【50音エッセイ】第6回 「カレー」について

50音順にテーマを決めて、エッセイを書いていくコーナー。

第6回は「か」の「カレー」について。


「カレー」について

クローン病と診断されてから、カレーは一度も口にしていない。揚げ物やアイスであればたまになら大丈夫かなと思うが、たぶんカレーは即アウト。腸を通過しきるまで為す術なくもがき苦しむかもしれないと考えると、迂闊には食べられない。

ただ、10年以上味わっていなくても、カレーはいまだに好きである。

人生で一番おいしかったのは、小学校の給食のカレー。校内の給食室で作られるメニューはどれもレベルが高かったが、カレーのおいしさは特に印象に残っている。小学1年生でも食べられるように、辛さは控えめ。一口サイズで食べやすいのに、溶けることなく柔らかいジャガイモ。カレーに完全に馴染んだ肉とにんじん。いつもカレーとセットで出ていたほうれん草のソテーも、今振り返ると「野菜」に対する嫌悪感を一切抱かせないおいしさだった。(たまに登場する夏野菜のカレーは苦手だった。ナスってカレーにいる?)

レトルトのカレーに関しては、小学生のころはなぜか「カレー職人」一択だったが、 中学2年生あたりから「ふらんす亭」の「伝説のカレー ビーフと玉ネギ」と「銀座カリー(中辛)」の2つが好きになった。「ふらんす亭」の方は溶けた玉ねぎの奥深い甘味が美味。「銀座カリー」はしっかりと形の残った玉ねぎと牛肉が、はっきりした辛さのルーと相性抜群。どちらの場合もルーを無駄にしないよう、ご飯をたくさんおかわりして食べた記憶がある。最後に口にしてからずいぶん年月が経っているので、今はもう味が変わっているかもしれない。

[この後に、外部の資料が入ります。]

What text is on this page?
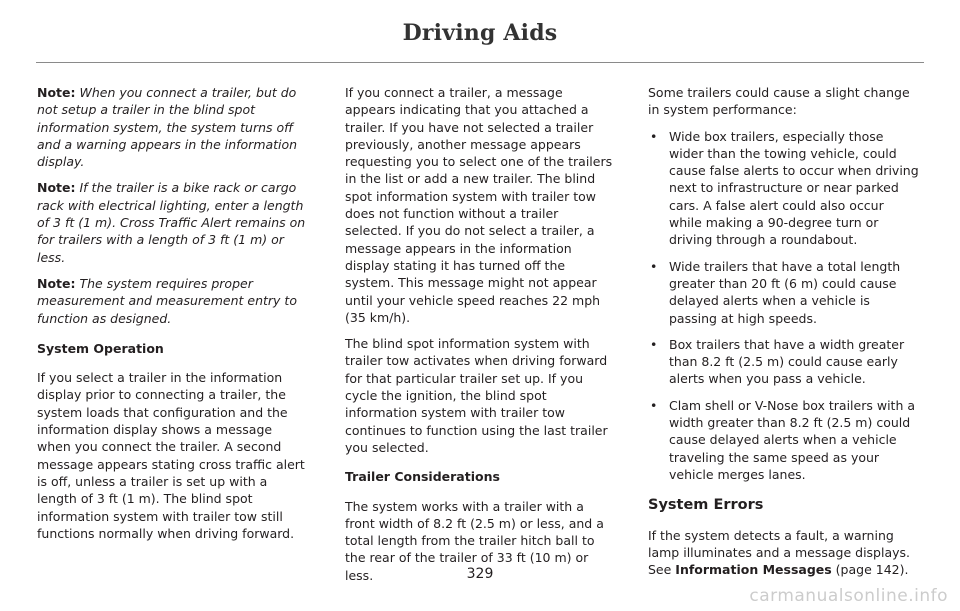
Driving Aids

Note: When you connect a trailer, but do not setup a trailer in the blind spot information system, the system turns off and a warning appears in the information display.

Note: If the trailer is a bike rack or cargo rack with electrical lighting, enter a length of 3 ft (1 m). Cross Traffic Alert remains on for trailers with a length of 3 ft (1 m) or less.

Note: The system requires proper measurement and measurement entry to function as designed.

System Operation

If you select a trailer in the information display prior to connecting a trailer, the system loads that configuration and the information display shows a message when you connect the trailer. A second message appears stating cross traffic alert is off, unless a trailer is set up with a length of 3 ft (1 m). The blind spot information system with trailer tow still functions normally when driving forward.

If you connect a trailer, a message appears indicating that you attached a trailer. If you have not selected a trailer previously, another message appears requesting you to select one of the trailers in the list or add a new trailer. The blind spot information system with trailer tow does not function without a trailer selected. If you do not select a trailer, a message appears in the information display stating it has turned off the system. This message might not appear until your vehicle speed reaches 22 mph (35 km/h).

The blind spot information system with trailer tow activates when driving forward for that particular trailer set up. If you cycle the ignition, the blind spot information system with trailer tow continues to function using the last trailer you selected.

Trailer Considerations

The system works with a trailer with a front width of 8.2 ft (2.5 m) or less, and a total length from the trailer hitch ball to the rear of the trailer of 33 ft (10 m) or less.

Some trailers could cause a slight change in system performance:

• Wide box trailers, especially those wider than the towing vehicle, could cause false alerts to occur when driving next to infrastructure or near parked cars. A false alert could also occur while making a 90-degree turn or driving through a roundabout.
• Wide trailers that have a total length greater than 20 ft (6 m) could cause delayed alerts when a vehicle is passing at high speeds.
• Box trailers that have a width greater than 8.2 ft (2.5 m) could cause early alerts when you pass a vehicle.
• Clam shell or V-Nose box trailers with a width greater than 8.2 ft (2.5 m) could cause delayed alerts when a vehicle traveling the same speed as your vehicle merges lanes.
System Errors

If the system detects a fault, a warning lamp illuminates and a message displays. See Information Messages (page 142).

329
carmanualsonline.info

家で母が作るカレーは毎回味にばらつきがあり、基本的にはおいしかったが、たまに辛すぎたり水分量が多過ぎたりしていた。具材はどれも大きめカットで、ジャガイモは1玉を半分に切っただけ。食べにくくはあるものの、レトルトでは味わえないホクホク食感だった。ルーは母親が気分で選び、2種類をブレンドしたりもしていたため、どうしたら「おふくろの味」を再現できるのかは完全に謎である。

今でも時折、無性にカレーが食べたくなるときがある。しかし、クローン病が完治する気配は全くないので、もし次にカレーを口にする機会があるとすれば、それはきっと死を覚悟したとき。